I > G.  WAN = 3WN is at most 3*18*19 < 3*20*20 = 1200.  If I were 9 or bigger, A^I would be at least 19683, and 4d would be 5 digits; thus 19683 I=8, G=4, 21a=3-19-8

8d is a palindrome divisible by G=4 with one cell being 2-digit => 8d = 2112 or 6116.   8d = 4L(OB + U – L – 6) > 4*9(9*9 + 9) = 3240 => 8d = 6116 (either 6-11-6 or 6-1-16)

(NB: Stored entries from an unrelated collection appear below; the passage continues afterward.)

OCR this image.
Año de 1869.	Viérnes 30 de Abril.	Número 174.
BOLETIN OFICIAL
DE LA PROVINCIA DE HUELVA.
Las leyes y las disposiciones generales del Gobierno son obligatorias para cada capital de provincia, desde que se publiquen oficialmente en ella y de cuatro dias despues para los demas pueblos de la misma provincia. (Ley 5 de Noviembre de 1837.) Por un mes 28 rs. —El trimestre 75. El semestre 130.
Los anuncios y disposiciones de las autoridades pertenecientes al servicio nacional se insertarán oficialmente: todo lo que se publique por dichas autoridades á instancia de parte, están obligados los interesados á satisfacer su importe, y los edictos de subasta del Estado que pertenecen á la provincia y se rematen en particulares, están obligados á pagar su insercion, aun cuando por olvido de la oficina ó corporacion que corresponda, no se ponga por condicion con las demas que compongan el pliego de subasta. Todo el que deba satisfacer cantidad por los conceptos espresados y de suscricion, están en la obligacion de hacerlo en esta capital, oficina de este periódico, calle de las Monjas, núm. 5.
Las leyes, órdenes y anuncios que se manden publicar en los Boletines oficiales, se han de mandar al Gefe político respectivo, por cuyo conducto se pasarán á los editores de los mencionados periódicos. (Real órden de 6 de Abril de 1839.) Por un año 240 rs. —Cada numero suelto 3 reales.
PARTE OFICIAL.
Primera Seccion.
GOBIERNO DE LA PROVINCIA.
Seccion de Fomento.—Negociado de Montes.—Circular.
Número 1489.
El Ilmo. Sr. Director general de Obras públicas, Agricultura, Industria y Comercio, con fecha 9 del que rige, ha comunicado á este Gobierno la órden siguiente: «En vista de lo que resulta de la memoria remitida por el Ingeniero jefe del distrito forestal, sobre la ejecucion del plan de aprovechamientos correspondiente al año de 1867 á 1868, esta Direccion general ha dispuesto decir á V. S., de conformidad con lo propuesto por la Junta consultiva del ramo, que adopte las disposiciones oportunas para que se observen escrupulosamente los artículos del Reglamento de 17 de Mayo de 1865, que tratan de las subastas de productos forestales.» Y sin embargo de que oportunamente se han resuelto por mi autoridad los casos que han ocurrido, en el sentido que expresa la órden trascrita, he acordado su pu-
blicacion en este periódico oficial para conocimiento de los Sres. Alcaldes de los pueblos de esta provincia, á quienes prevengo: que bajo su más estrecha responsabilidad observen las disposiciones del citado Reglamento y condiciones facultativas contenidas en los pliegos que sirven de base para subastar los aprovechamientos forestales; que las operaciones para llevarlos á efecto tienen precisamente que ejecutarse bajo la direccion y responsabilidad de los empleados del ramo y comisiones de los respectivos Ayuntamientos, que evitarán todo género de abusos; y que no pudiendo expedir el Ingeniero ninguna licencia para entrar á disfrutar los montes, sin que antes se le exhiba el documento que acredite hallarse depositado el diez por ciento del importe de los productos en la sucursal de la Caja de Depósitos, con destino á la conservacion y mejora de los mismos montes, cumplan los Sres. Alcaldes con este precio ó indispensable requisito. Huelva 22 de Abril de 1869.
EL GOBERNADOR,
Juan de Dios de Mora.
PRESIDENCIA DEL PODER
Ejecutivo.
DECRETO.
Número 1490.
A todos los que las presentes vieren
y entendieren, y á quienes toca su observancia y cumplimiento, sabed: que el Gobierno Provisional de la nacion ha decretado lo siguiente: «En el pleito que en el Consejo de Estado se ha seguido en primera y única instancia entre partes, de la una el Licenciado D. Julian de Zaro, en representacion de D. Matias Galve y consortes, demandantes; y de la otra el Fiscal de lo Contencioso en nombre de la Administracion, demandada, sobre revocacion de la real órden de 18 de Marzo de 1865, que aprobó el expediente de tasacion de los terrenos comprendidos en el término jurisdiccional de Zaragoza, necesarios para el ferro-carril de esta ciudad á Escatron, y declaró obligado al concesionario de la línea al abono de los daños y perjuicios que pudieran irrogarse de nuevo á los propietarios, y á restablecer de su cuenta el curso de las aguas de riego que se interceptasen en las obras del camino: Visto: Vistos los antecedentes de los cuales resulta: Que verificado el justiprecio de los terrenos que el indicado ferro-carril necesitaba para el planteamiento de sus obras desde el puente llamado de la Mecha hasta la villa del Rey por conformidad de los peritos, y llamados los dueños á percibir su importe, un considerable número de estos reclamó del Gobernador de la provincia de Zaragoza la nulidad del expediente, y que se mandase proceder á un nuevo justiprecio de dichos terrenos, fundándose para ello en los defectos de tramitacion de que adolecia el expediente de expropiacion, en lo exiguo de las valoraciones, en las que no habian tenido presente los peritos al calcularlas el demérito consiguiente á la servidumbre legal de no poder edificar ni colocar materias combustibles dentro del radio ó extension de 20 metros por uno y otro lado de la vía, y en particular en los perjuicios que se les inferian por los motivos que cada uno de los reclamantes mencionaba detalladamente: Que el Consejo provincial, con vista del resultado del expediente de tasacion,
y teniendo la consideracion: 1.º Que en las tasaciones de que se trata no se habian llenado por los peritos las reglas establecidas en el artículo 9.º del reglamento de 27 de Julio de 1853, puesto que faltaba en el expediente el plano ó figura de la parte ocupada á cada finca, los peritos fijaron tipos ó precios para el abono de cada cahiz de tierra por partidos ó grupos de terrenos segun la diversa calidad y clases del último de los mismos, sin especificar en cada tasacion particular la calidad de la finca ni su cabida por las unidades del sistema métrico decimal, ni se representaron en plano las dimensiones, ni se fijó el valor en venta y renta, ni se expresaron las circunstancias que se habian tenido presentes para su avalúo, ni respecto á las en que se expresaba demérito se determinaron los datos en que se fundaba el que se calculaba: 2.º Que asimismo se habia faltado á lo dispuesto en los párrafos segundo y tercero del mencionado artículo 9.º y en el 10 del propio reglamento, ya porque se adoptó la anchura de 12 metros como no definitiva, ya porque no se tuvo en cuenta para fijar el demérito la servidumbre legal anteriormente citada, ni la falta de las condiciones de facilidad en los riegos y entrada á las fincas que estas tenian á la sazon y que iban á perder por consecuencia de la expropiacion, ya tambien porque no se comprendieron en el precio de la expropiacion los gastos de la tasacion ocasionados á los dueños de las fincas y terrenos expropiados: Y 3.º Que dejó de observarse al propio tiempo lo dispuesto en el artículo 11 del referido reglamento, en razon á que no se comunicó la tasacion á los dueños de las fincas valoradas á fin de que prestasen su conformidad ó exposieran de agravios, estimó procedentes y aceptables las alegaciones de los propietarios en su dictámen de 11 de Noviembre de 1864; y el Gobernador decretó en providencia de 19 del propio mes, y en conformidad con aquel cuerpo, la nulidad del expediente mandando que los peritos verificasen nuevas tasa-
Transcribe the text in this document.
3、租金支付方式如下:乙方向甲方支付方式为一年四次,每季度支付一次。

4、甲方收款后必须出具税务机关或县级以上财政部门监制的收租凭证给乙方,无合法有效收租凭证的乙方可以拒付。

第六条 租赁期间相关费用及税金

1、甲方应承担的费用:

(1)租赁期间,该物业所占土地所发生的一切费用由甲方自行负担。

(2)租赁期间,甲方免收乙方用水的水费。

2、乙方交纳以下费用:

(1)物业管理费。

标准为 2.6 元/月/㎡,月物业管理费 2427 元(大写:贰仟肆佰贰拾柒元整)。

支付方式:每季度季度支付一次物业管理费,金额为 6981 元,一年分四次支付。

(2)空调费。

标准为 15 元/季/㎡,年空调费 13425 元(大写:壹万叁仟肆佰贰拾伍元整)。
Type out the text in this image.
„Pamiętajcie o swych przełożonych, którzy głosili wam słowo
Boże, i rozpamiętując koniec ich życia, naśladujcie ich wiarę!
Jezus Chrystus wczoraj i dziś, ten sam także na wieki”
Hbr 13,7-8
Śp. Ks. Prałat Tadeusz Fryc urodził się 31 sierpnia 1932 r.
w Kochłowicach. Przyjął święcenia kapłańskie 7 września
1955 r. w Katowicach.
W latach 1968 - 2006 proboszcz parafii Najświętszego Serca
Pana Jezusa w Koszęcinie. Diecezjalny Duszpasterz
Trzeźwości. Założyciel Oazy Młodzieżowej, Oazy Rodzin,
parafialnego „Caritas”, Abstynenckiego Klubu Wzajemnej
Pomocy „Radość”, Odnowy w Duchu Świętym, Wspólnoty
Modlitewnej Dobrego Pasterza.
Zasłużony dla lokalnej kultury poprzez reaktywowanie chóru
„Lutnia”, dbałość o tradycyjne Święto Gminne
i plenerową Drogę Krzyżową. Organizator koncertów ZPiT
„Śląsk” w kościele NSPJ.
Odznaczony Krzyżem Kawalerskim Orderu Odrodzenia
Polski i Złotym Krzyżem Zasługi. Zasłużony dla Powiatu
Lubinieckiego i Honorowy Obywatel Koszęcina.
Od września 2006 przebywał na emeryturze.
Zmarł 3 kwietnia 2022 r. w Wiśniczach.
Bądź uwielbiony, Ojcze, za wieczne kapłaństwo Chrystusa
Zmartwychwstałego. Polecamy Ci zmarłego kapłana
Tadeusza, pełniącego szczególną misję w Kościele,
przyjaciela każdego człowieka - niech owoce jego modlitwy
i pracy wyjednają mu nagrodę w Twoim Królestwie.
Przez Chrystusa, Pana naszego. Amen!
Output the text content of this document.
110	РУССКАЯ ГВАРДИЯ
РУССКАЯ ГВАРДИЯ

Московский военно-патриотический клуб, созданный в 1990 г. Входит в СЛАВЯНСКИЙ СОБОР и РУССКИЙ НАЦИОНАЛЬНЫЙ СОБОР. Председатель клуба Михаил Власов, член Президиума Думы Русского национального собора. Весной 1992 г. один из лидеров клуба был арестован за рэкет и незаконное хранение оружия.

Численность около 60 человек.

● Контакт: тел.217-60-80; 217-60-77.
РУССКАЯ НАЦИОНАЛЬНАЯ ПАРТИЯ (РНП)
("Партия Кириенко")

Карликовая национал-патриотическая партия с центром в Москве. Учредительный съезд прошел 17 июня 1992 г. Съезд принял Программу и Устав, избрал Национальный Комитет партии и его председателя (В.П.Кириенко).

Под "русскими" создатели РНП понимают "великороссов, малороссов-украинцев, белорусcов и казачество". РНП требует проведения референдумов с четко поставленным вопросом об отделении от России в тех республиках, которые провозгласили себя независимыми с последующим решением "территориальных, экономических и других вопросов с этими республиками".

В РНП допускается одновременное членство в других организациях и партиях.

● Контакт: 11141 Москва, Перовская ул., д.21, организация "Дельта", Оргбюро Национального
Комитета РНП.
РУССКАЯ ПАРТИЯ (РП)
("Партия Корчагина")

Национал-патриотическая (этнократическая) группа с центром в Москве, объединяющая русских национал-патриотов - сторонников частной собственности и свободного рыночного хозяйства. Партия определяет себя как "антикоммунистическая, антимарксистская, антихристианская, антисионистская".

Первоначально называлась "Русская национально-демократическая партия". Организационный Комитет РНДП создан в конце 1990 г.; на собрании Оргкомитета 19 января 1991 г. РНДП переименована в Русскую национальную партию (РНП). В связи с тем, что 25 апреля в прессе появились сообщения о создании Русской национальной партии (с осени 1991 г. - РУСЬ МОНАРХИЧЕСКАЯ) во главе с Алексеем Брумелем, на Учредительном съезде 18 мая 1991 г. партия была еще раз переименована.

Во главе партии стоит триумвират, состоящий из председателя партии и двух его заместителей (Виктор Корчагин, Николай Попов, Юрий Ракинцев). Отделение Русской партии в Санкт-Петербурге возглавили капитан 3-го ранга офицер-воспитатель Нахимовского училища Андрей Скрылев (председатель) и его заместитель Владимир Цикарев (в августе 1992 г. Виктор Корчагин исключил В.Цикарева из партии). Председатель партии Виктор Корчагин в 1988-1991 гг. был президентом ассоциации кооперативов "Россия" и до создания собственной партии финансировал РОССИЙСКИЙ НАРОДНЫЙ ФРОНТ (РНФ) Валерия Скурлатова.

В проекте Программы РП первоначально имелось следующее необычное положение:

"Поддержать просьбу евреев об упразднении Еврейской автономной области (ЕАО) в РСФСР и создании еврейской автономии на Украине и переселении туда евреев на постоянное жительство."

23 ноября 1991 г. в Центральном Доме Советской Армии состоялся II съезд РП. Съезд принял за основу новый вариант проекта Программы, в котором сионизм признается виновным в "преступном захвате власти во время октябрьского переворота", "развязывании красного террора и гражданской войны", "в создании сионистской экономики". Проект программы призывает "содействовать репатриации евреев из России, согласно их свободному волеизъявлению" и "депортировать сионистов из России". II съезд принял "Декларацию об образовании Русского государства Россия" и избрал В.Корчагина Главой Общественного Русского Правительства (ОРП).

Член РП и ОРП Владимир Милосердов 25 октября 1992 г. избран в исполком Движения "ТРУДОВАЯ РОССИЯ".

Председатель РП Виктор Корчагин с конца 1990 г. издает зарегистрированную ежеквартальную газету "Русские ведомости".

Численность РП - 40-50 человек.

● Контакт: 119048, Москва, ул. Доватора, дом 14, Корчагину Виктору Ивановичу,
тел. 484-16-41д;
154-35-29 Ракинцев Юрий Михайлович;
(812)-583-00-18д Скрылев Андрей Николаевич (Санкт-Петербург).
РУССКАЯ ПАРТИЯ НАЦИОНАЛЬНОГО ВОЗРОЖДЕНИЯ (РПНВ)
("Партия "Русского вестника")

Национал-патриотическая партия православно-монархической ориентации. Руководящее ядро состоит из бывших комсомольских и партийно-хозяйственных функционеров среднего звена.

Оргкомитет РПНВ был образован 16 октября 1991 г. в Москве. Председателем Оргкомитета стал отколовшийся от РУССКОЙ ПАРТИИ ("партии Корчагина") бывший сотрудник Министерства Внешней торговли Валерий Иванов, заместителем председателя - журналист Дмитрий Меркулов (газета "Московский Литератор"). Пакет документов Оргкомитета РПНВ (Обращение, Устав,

So L divides 6116/4 = 1539 => L = 11

34a = 8N^2 + 5 < 1000 =>8N^2 < 995 => N^2 < 122 =< N < 12.  L=11. So N=9 or 10.  If N=10, 34a = 805  and there are no cells with 0.  So N=9, 34a = 6-5-3, 14a=5-15-1

32a = COOL – S = 22*O^2-1 is 4-digit beginning with 4 => 4000 < 22*O^2 < 5000 => 181 < O^2 < 227 => O = 14 or 15.  If O=15, 32a=4949 which cannot be entered as 3 cells.  O=14, 32a=4-3-11, 26d=18-5-6, 7a=19-6-5

7d = 53*M^2 is 5-digit starting with 19 => 358<M^2<377 => M=19, 7d=19-1-3-3, 4a=6-9-16, 35a=4-3-8-9, 9d=5-13-1, 11d=2-5-19, 27d=19-8-3

22d = 2*B^3-7 = 19_3 from the crossing entries => B^3 <= 1000 => B=10, 22d=19-9-3, 10a=8-2-3, 18a=18-8-9-4, 25a=7-3-18, 1d=8-8-14-6, 3d=7-11-1-18

8d=6116 from above means that U=16, 13a=1-1-13 (which resolves 8d=6-1-16), 16a=6-19-3, 24d=1-1-11, 5d=9-5-6-9, 6d=16-14-2

From crossings, 15a=2-3-16 => V=17, 17d=3-3-3-17, 19d=8-6-7-5, 23d=8-1-11-9

28a = 9*(3K + 17) = _39 from crossings so must 639 =>K=18, 28a=6-3-9

30a =W^2 +4 = 1_3 from crossings => W^2 = 1_9 => W=13, 30a = 1-7-3, 20d=4-6-9-4. 4d=6-2-10

That leaves D=15 with the clues using D confirmed by the full grid.